“Never go on trips with anyone you do not love.” Ernest Hemingway

Truer words have never been spoken. They’re especially poignant as the trip middle-aged Jacob Will was embarking upon was a solo endeavor. And it would be safe to say, Jacob did not love himself.

This journey was also laced with no small amount of irony as what precipitated it was the suicide of Jacob’s best friend. Just like Hemingway, who he was to encounter later on. While Jacob was not intent on his own suicide, he did have to commit eleven little deaths of his own. What would Ernest have said about that?

There was no way for this Will, until…

In the absence of a legal will, how are the last requests of the deceased to be addressed?

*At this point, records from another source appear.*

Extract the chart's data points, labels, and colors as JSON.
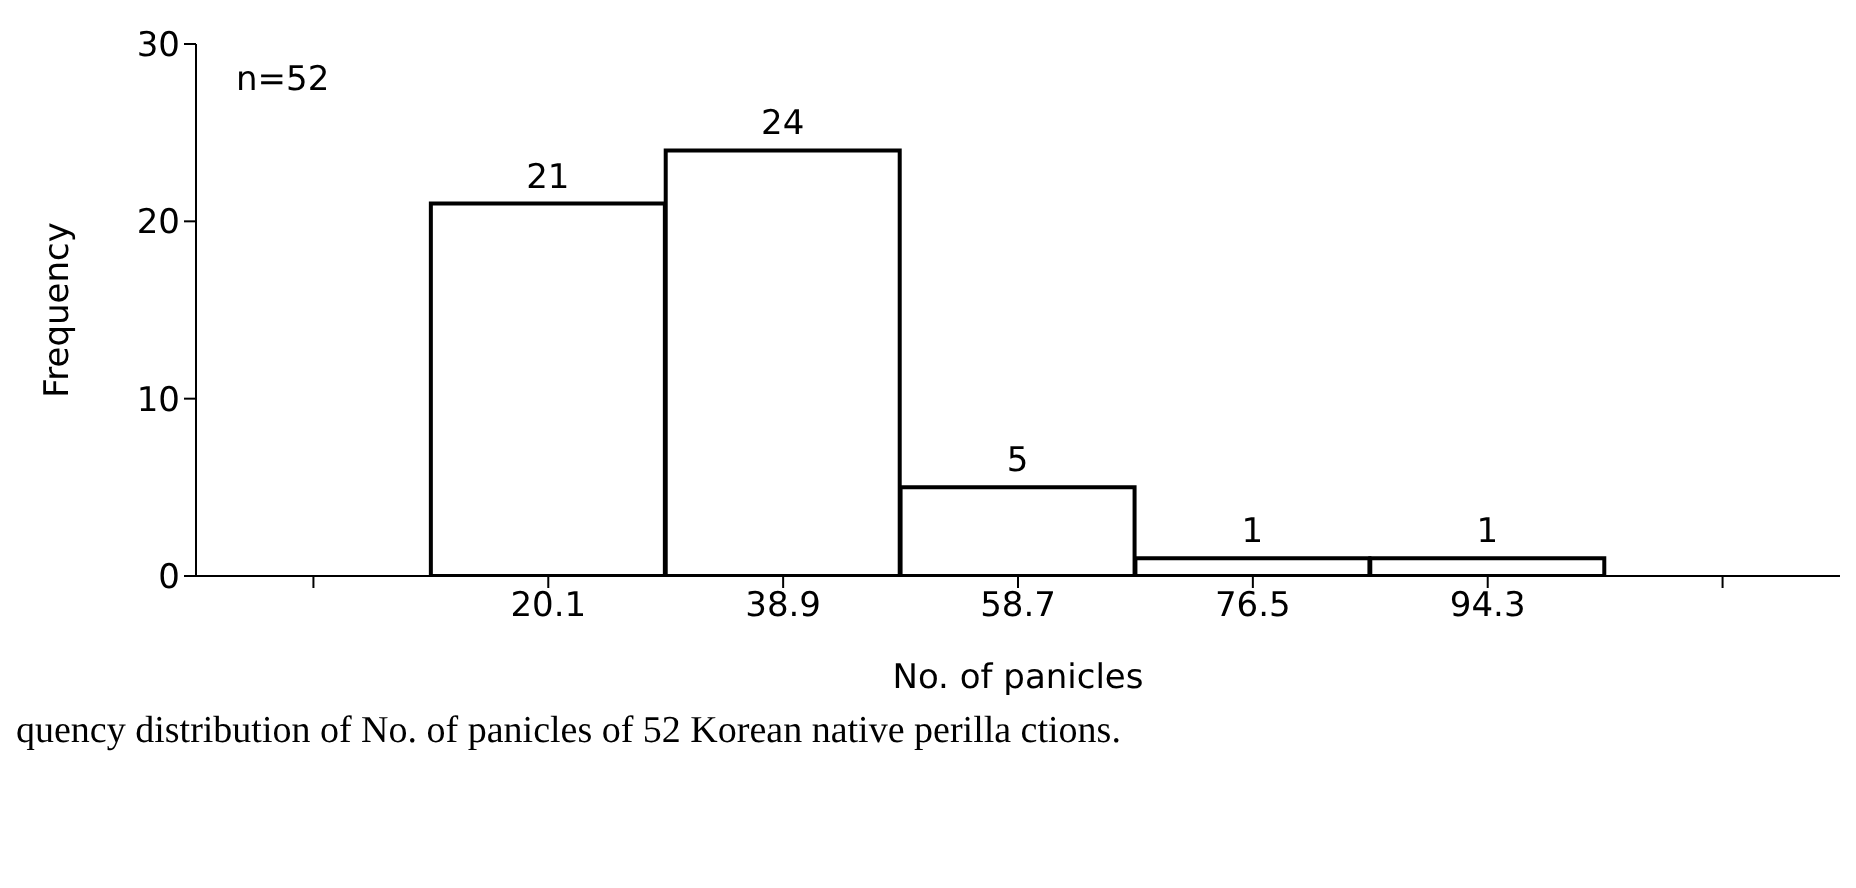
{
  "chart_data": {
    "type": "bar",
    "categories": [
      null,
      "20.1",
      "38.9",
      "58.7",
      "76.5",
      "94.3",
      null
    ],
    "values": [
      null,
      21,
      24,
      5,
      1,
      1,
      null
    ],
    "color": "#ffffff",
    "xlabel": "No. of panicles",
    "ylabel": "Frequency",
    "ylim": [
      0,
      30
    ],
    "yticks": [
      0,
      10,
      20,
      30
    ],
    "data_labels": true,
    "annotations": [
      "n=52",
      "quency distribution of No. of panicles of 52 Korean native perilla ctions."
    ]
  }
}
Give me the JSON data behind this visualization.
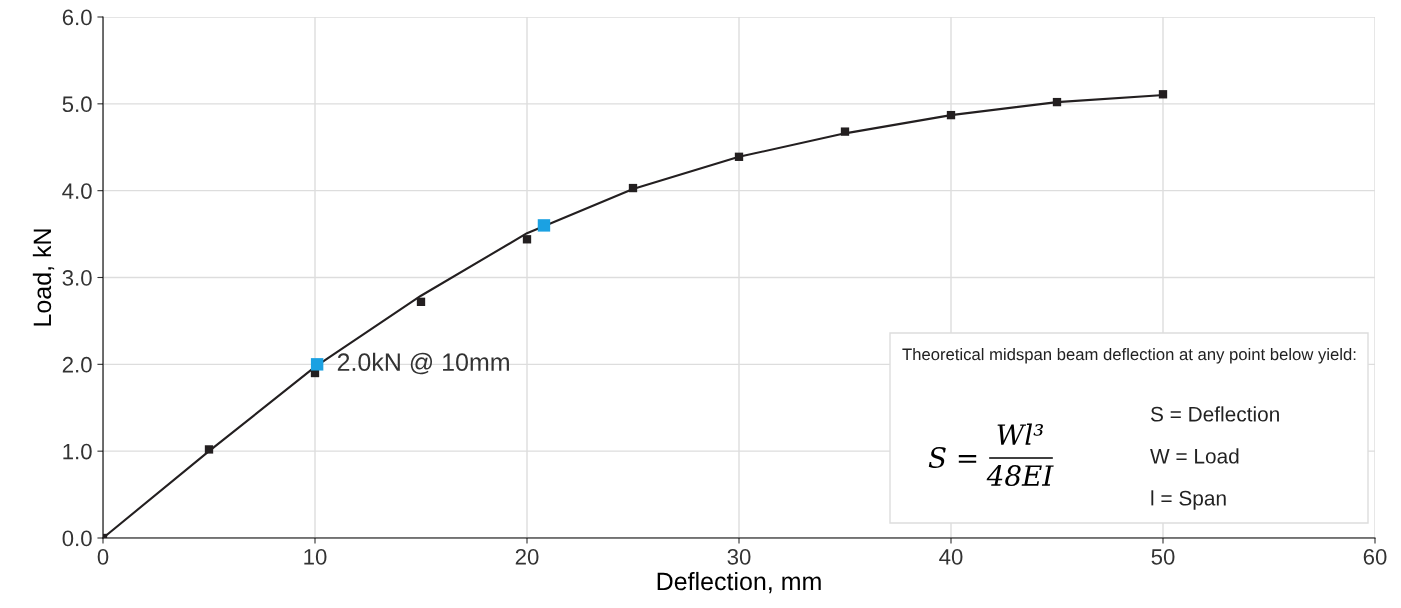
{
  "chart_data": {
    "type": "scatter",
    "xlabel": "Deflection, mm",
    "ylabel": "Load, kN",
    "xlim": [
      0,
      60
    ],
    "xticks": [
      0,
      10,
      20,
      30,
      40,
      50,
      60
    ],
    "ylim": [
      0,
      6
    ],
    "yticks": [
      {
        "value": 0,
        "label": "0.0"
      },
      {
        "value": 1,
        "label": "1.0"
      },
      {
        "value": 2,
        "label": "2.0"
      },
      {
        "value": 3,
        "label": "3.0"
      },
      {
        "value": 4,
        "label": "4.0"
      },
      {
        "value": 5,
        "label": "5.0"
      },
      {
        "value": 6,
        "label": "6.0"
      }
    ],
    "grid": true,
    "legend": false,
    "marker": "square",
    "series": [
      {
        "type": "line",
        "color": "#231f20",
        "marker": "none",
        "x": [
          0,
          5,
          10,
          15,
          20,
          25,
          30,
          35,
          40,
          45,
          50
        ],
        "values": [
          0,
          1.0,
          1.97,
          2.79,
          3.51,
          4.02,
          4.39,
          4.66,
          4.87,
          5.02,
          5.1
        ]
      },
      {
        "type": "scatter",
        "color": "#231f20",
        "x": [
          0,
          5,
          10,
          15,
          20,
          25,
          30,
          35,
          40,
          45,
          50
        ],
        "values": [
          0,
          1.02,
          1.9,
          2.72,
          3.44,
          4.03,
          4.39,
          4.68,
          4.87,
          5.02,
          5.11
        ]
      },
      {
        "type": "scatter",
        "color": "#1ba1e2",
        "x": [
          10.1,
          20.8
        ],
        "values": [
          2.0,
          3.6
        ]
      }
    ],
    "annotations": [
      {
        "text": "2.0kN @ 10mm",
        "x": 10.1,
        "y": 2.0
      },
      "Theoretical midspan beam deflection at any point below yield:",
      "S =",
      "Wl³",
      "48EI",
      "S = Deflection",
      "W = Load",
      "l = Span"
    ]
  }
}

Would a letter be considered a will? What if that letter requests something so seemingly horrible as to make one question their own life? And what if that letter was written by someone about to take their own life?

That’s what Jacob Will (no pun intended) was faced with when his best friend left a request – that of committing eleven little deaths of his own. On paper, one death should do it, right? Why then eleven? And what was Jacob’s role in unknowingly creating his future?

And, were Jacob to do it, just how would he go about it?

That’s a lot of “ands” and “whats”. And he’s just getting started.



What do you do when you can’t get it done anymore?

For Farry Poland, that was easy – take your own life. For his best friend Jacob Will, that was never a consideration. In fact, not much was ever under consideration for him. But before Farry’s death, he laid in place a plan to be revealed only after his funeral, for Jacob to get his life together. And while the details of this plan were sketchy at best, the outcome was not. What would ensue would change his life forever.